Kütson ist ein Nahbarer, einer, der sich begeistert und andere in Brand setzen kann. Das spürt das Publikum. Dessen Vorlieben nimmt er ernst. Als erster Musikchef am Gemeinschaftstheater hat er Wunsch-Sinfoniekonzerte veranstaltet und einen Wettbewerb für ganz junge Musiker etabliert: „Bühne frei“. Für „Star Wars“ mit Sinfonieorchester und Lasershow haben ihn nicht nur Cineasten geliebt. So schafft er Vertrauen. Einer, der so was kann, dem folgt man auf unbekanntes kulturelles Terrain. Kütson erkundet es vorher gründlich: „Man muss einen Komponisten nicht mögen, um seine Musik zu verstehen“, ist seine Devise.

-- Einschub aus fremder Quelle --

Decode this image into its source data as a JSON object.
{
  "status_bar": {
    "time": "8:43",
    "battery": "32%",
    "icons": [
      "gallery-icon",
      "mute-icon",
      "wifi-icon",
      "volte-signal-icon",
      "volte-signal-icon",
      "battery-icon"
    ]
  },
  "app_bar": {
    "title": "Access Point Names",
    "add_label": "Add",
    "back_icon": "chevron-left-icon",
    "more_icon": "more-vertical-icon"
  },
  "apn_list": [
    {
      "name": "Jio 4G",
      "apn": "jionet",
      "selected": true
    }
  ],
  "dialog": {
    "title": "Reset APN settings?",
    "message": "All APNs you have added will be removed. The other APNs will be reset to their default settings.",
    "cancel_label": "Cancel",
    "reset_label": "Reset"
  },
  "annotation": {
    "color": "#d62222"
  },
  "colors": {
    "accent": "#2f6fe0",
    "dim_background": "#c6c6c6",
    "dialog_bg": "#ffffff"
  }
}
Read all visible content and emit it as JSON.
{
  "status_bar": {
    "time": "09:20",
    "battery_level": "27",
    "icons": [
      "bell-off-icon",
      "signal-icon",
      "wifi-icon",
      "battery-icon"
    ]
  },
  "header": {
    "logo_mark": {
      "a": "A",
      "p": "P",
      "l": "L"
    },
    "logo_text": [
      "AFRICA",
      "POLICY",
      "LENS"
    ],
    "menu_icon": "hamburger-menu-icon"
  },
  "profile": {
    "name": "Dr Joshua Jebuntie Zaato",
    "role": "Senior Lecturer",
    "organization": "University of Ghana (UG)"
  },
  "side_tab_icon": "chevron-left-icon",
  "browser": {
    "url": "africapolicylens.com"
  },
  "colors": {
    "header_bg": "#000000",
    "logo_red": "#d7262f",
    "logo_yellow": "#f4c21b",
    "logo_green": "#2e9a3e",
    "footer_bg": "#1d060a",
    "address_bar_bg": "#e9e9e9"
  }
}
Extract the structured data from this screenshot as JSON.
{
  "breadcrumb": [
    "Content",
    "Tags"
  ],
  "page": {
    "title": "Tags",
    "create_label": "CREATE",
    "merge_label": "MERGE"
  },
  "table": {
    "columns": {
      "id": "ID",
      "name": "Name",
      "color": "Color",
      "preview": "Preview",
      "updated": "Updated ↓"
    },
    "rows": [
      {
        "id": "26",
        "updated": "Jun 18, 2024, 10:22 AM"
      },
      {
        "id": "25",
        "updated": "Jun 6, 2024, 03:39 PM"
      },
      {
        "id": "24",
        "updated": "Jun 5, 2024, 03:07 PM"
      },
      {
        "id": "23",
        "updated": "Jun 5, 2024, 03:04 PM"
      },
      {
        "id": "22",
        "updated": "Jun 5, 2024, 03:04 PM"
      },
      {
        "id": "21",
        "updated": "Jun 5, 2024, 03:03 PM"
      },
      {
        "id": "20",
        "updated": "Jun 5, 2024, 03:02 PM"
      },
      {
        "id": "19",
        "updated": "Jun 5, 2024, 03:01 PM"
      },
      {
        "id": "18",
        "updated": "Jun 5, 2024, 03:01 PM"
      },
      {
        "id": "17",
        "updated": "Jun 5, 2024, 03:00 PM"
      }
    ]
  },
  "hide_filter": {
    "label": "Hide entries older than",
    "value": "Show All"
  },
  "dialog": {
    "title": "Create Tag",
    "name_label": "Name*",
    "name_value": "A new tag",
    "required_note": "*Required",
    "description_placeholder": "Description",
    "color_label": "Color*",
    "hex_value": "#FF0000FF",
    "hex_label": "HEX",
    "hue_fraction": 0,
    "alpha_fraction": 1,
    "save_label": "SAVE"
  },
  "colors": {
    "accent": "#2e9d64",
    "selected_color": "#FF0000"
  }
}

So hat er – dezent,  aber stetig – die Sinfoniekonzerte immer auch mit zeitgenössischer Musik bestückt.  Wer die Hits von Beethoven, Mozart, Mahler, Tschaikowsky hören will, der lernt auch Christopher Theofanidis, John Corgliano oder Carter Pann kennen. Dafür erlebt er auch im Neujahrskonzert eine Sandmalerin, einen Kunstpfeifer oder eine Flamencotänzerin. Kütson öffnet die Schublade vermeintlich elitärer Klassik und schürt die Lust, darin zu stöbern. Dem Theater bekommt es gut, dem Publikum auch, dem Orchester ohnehin.

Kütsons Leben ist voller Musik, und davon sprudelt auch er über. Wer ihn nach dem schönsten Klang fragt, erhält eine überraschende Antwort: „Die Kaffeemaschine“.